Comment by johfst on How Many Bits Of Optimization Can One Bit Of Observation Unlock? · 2023-04-28T07:55:33.183Z · LW · GW

I'm not sure about that; it seems like there's lots of instances where just a few bits of knowledge gets you lots of optimization power. Knowing Maxwell's equations lets you do electronics, and knowing which catalyst to use for the Haber process lets you make lots of food and bombs. If I encoded the instructions for making a nanofactory, that would probably be few bits compared to the amount of optimization you could do with that knowledge.

Comment by johfst on [Request for Distillation] Coherence of Distributed Decisions With Different Inputs Implies Conditioning · 2022-05-02T04:04:16.749Z · LW · GW

Registering that I will attempt this. Not sure if I will be able to produce something publishable in a reasonable amount of time, but I expect to learn from the attempt.

Also, I think some probabilities were left out of some sums there? Was that intentional, or a typo?

Comment by johfst on Experimenting with Android Digital Wellbeing · 2021-10-23T18:08:08.781Z · LW · GW

You can also use "focus mode" in the digital wellbeing section to disable apps during a certain window. I'm guessing it's intended for use during work, which is why the name doesn't really reflect its broader uses.
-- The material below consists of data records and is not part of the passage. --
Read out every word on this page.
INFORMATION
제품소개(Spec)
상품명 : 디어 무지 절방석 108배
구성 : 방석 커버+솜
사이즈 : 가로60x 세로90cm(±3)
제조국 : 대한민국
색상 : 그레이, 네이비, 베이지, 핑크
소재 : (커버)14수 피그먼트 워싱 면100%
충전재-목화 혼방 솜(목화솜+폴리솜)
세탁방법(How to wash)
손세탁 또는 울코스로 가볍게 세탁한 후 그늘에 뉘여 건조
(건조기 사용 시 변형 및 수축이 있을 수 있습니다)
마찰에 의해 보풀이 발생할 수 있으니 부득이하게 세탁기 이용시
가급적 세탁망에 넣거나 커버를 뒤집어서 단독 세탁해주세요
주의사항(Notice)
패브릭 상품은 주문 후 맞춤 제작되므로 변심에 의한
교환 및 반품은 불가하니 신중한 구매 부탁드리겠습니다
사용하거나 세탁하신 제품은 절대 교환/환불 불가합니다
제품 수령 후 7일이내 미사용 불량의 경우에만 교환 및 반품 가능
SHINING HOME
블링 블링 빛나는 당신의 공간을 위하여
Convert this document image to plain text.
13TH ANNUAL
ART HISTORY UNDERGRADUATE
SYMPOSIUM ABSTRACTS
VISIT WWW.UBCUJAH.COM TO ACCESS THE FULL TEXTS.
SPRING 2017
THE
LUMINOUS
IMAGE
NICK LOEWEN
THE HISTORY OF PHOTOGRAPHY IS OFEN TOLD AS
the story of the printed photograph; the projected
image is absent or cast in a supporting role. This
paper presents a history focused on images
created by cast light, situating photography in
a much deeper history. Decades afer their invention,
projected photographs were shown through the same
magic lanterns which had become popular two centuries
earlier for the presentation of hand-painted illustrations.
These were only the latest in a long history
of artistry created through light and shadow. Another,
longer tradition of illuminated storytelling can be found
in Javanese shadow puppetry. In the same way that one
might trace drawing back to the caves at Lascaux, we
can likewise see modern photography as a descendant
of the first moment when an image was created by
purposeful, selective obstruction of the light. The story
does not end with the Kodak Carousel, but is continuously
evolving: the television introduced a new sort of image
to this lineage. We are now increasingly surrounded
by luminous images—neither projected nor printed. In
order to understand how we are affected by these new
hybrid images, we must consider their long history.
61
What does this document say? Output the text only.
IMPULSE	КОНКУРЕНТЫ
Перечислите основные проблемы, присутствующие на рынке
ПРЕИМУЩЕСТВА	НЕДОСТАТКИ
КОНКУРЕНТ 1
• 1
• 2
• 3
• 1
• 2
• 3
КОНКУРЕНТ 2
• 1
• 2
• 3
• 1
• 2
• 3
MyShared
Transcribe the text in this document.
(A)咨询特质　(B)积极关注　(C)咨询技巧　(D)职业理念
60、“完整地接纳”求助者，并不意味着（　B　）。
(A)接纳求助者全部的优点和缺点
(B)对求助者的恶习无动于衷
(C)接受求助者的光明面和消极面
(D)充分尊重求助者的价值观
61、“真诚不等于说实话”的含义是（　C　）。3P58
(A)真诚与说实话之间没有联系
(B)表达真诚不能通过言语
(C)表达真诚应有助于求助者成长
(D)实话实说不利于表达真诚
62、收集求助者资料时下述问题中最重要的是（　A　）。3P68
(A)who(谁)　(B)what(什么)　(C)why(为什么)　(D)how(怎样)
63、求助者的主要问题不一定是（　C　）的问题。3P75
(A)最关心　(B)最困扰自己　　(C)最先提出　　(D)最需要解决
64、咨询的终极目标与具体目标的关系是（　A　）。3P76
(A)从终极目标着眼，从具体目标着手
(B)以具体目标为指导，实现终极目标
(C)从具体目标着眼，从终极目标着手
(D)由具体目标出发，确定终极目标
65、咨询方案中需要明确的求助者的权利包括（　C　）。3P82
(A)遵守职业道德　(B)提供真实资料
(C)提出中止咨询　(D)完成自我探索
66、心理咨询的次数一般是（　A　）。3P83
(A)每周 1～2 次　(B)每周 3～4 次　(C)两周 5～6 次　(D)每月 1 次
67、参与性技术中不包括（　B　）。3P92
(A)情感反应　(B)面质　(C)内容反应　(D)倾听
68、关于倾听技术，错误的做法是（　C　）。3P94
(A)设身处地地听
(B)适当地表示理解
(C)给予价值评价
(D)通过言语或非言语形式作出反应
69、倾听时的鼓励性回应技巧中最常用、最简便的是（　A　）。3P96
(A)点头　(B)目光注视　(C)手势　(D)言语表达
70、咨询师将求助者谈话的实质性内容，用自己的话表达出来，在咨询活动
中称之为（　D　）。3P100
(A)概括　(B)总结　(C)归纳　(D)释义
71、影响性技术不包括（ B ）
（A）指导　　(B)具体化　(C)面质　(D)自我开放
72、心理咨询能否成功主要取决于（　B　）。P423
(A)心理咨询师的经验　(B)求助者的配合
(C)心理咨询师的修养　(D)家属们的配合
Comment by johfst on Rage Against The MOOChine · 2021-08-08T03:18:11.784Z · LW · GW

I just finished Andrew Ng's course as well, and had a similar experience to you. I do have a math background, so in retrospect it was probably a mistake to take it, but I saw it recommended so highly by people. I think the main value I got from it was the heuristics for debugging models and such, but I'm left wondering how many of those are even still relevant.

I'm still trying to learn ML though, so I'll take a look at your CS+ML guide. I remember trying fastai a few months ago and I felt there like I wasn't learning much there either, again other than debugging heuristics. I also don't like their special library, because I can't remember which things are part of the library and which are just pytorch (they're essentially teaching you two libraries at once, plus all the ML concepts--it's kind of a lot to keep in your head). Maybe I'll take another crack at it.

If you want another guide to pull from, I was following this one a few months ago. It stood out to me from the millions of other "86 bajillion books to learn computer science NOW" lists online because they intentionally limited it to a few subjects, and give their reasoning for each choice (and the reason some other popular books may be bad choices). It's much more CS focused, rather than programming focused, which is why I'm not following it now, but I plan to return to it when I actually have a job :)

Comment by johfst on The LessWrong 2018 Book is Available for Pre-order · 2020-12-03T06:24:40.049Z · LW · GW

These look amazing! I'm really blown away by the designs. I know it's early days, but do you think there will likely be stock left after preorders are filled? I generally don't like preordering things, but I will likely buy a copy once it's on sale unless there's an unforeseen quality issue, so if there won't be stock left then I'd like to just preorder.

Also, I took a look at the sample chapter and noticed a possible typographical error: on the 8th line of text on the back cover, it looks like there's two spaces between "blog" and "devoted". Same on line 12 between "essays" and "of". I might just be seeing things though.